Number of Babies Born Addicted Still on the Rise
Neonatal Abstinence Syndrome (NAS) is the result of babies born addicted to opioids. A few years ago I reported statistics on how many babies go through the hell of being born addicted to prescription drugs and having to go through the torture of withdrawal. Drug withdrawal is torture for everyone– you can imagine how bad it must be for a baby, just out of the womb, their body very delicate, and with no understanding of why they hurt.
The drugs they’re being born addicted to are opioids. Opiates are drugs made directly from the poppy plant (like heroin): opioids are synthetic drugs made in a lab and are primarily prescription painkillers like OxyContin, Opana, and so on.
Here are the stats from a few years ago:
• In the U.S., one baby addicted to prescription painkillers is born every hour.
• 16.2 percent – one in six – of pregnant teens are taking illegal drugs.
• 7.4 percent of pregnant women aged 18 through 25 are also abusing drugs.
• In the year 2000, U.S. hospitals spent $190 million taking care of addicted newborns. By 2009, that number had soared to $720 million.
Here are the most recent stats. Some are different than the stats available a few years ago, but you will still get the point:
• One infant is born every 25 minutes with NAS. That’s more than twice as many as a few years ago.
• From 2009-2012 (the most recent year for which statistics are available) the number of babies born with NAS went from 4 births per 1,000 to 5.8 births per 1,000.
• The highest rate of NAS—at 16.2 births per 1,000—was in Tennessee, Kentucky, Mississippi, and Alabama.
Why Has NAS Skyrocketed?
As babies are being tortured, the number of prescriptions written for the drugs they’re addicted to just keeps on going up. Ridiculous amounts. The number of prescriptions written increased by 300 percent over a period of 10 years. In just one year doctors wrote 259 million prescriptions for opioids. And doctors also prescribe them for pregnant women.
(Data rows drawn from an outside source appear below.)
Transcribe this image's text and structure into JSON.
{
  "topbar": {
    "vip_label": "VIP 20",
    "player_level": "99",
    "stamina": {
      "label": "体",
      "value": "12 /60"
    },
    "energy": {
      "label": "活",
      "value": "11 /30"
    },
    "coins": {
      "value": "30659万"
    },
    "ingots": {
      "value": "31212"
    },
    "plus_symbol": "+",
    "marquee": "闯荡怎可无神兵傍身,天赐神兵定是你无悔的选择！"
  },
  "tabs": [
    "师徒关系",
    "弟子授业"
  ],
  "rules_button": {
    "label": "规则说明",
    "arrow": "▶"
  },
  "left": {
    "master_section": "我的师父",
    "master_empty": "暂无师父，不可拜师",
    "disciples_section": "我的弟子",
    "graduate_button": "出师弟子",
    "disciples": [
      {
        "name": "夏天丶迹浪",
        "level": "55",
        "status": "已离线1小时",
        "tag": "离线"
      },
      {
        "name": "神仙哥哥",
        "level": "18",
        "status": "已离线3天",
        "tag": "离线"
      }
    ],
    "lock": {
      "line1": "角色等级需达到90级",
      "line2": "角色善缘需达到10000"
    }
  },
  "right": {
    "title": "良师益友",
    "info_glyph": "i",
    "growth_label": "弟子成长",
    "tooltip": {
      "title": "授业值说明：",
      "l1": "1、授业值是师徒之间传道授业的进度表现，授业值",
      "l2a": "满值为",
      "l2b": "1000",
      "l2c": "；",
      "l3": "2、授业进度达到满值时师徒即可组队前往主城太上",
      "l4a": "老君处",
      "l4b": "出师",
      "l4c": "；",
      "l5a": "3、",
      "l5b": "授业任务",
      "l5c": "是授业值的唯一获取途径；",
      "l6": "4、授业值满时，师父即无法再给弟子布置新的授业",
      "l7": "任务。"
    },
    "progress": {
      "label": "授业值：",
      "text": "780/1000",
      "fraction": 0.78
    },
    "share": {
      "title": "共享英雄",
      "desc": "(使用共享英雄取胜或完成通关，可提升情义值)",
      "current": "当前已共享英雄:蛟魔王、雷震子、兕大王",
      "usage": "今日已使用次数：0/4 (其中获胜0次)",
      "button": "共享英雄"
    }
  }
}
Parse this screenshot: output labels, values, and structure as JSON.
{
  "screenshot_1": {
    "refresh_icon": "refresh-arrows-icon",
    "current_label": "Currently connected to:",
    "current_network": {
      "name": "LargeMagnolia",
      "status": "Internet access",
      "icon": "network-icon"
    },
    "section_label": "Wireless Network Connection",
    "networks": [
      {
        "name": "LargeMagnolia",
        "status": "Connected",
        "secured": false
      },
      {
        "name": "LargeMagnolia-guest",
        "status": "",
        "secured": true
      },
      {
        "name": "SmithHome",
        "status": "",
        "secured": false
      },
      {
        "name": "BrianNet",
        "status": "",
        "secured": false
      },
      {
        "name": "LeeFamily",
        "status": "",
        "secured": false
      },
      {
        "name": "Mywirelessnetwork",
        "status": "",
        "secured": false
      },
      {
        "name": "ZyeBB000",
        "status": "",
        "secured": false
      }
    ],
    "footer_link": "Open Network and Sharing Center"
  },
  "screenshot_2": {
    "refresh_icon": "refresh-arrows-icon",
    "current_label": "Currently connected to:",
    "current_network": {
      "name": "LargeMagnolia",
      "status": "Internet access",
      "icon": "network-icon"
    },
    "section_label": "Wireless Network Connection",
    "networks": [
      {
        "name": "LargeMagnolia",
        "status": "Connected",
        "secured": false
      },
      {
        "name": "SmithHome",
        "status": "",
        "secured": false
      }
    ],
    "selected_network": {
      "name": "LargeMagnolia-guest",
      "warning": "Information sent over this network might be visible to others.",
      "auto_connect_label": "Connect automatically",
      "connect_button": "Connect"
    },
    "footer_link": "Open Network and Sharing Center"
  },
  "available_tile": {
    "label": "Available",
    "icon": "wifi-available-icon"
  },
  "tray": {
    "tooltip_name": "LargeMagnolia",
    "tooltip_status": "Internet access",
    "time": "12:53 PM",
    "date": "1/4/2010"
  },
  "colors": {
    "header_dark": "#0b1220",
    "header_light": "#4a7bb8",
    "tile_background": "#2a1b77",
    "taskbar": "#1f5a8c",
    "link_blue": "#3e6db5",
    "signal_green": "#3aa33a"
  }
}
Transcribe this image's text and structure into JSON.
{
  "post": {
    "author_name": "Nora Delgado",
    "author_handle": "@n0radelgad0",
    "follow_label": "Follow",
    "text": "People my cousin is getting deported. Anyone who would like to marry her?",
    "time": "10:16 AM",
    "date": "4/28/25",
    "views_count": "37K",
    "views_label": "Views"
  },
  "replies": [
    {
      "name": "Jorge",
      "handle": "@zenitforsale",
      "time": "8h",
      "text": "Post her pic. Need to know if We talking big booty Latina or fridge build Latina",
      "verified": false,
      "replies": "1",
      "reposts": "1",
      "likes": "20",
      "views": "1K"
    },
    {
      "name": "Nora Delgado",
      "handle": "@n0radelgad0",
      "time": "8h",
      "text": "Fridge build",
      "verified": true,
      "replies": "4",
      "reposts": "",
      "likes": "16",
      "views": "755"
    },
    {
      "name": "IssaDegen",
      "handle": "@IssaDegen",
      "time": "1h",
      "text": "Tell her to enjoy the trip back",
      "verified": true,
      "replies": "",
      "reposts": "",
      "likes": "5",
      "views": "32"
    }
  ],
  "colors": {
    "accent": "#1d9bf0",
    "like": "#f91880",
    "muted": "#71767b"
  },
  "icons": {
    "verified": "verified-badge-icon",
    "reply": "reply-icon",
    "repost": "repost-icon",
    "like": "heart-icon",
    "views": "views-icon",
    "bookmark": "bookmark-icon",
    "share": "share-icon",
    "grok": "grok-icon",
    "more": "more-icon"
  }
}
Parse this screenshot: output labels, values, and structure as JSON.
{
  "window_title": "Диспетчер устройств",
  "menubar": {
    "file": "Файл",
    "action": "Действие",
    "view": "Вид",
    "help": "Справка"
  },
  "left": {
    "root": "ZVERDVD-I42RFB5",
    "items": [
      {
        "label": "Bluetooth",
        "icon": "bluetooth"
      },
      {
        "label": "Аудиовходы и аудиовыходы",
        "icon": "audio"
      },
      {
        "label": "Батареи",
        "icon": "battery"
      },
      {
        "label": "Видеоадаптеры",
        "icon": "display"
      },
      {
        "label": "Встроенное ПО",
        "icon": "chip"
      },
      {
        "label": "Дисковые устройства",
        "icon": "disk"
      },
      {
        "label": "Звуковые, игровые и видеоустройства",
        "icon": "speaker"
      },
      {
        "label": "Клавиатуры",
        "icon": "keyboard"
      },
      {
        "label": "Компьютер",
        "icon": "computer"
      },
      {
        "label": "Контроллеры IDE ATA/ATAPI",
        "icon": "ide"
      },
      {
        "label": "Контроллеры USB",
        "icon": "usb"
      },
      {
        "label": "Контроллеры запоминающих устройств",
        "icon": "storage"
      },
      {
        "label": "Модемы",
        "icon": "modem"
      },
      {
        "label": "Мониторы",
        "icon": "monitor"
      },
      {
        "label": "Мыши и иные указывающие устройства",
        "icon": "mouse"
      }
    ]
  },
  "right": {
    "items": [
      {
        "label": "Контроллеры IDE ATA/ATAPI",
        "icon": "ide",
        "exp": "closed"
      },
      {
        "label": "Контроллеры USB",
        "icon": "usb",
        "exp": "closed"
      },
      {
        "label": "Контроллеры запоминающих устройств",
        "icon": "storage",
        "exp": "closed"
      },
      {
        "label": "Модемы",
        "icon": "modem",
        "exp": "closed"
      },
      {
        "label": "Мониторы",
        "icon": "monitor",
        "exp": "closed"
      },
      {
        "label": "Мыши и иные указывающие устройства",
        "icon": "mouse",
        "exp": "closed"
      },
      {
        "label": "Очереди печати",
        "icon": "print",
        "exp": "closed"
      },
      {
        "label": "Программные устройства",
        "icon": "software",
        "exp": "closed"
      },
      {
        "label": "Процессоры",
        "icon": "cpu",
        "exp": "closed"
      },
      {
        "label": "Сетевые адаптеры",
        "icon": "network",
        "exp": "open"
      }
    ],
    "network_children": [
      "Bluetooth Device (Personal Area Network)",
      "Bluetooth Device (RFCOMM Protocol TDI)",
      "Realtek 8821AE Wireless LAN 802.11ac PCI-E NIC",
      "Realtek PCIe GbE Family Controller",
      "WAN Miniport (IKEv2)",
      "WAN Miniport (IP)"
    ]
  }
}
These drugs are not lightweight. OxyContin, for example, was approved by the FDA for things like cancer pain, and even then it was only approved for use when nothing else worked.
Cancer pain can be excruciating and it’s understandable that a cancer patient could need the strongest painkiller they can get. But now the same heavy painkillers are prescribed for headaches, backaches, arthritis – just about anything else people take painkillers for. Plus a few more things that you wouldn’t think would warrant a painkiller prescription, like:
• Shortness of breath
• Relieving pain in children – even though it’s never been approved for children or even safety tested
• To fix sleeping problems
• To reduce anxiety
That’s just a few examples.
The truth is that’s these are very addictive drugs. If doctors are going to keep prescribing them like they’re going out of style, then more people will take them and more people will get addicted.
If you have female friends or relatives who might possibly get pregnant, let them know that they’re risking their child also getting addicted and having to endure withdrawal as soon as they are born.
Most addicts are very aware of withdrawal symptoms. It’s actually one of the main reasons more people don’t quit—they can’t stand the pain and discomfort of withdrawal. If they can’t stand it, how do they thing their baby’s going to be able to take it?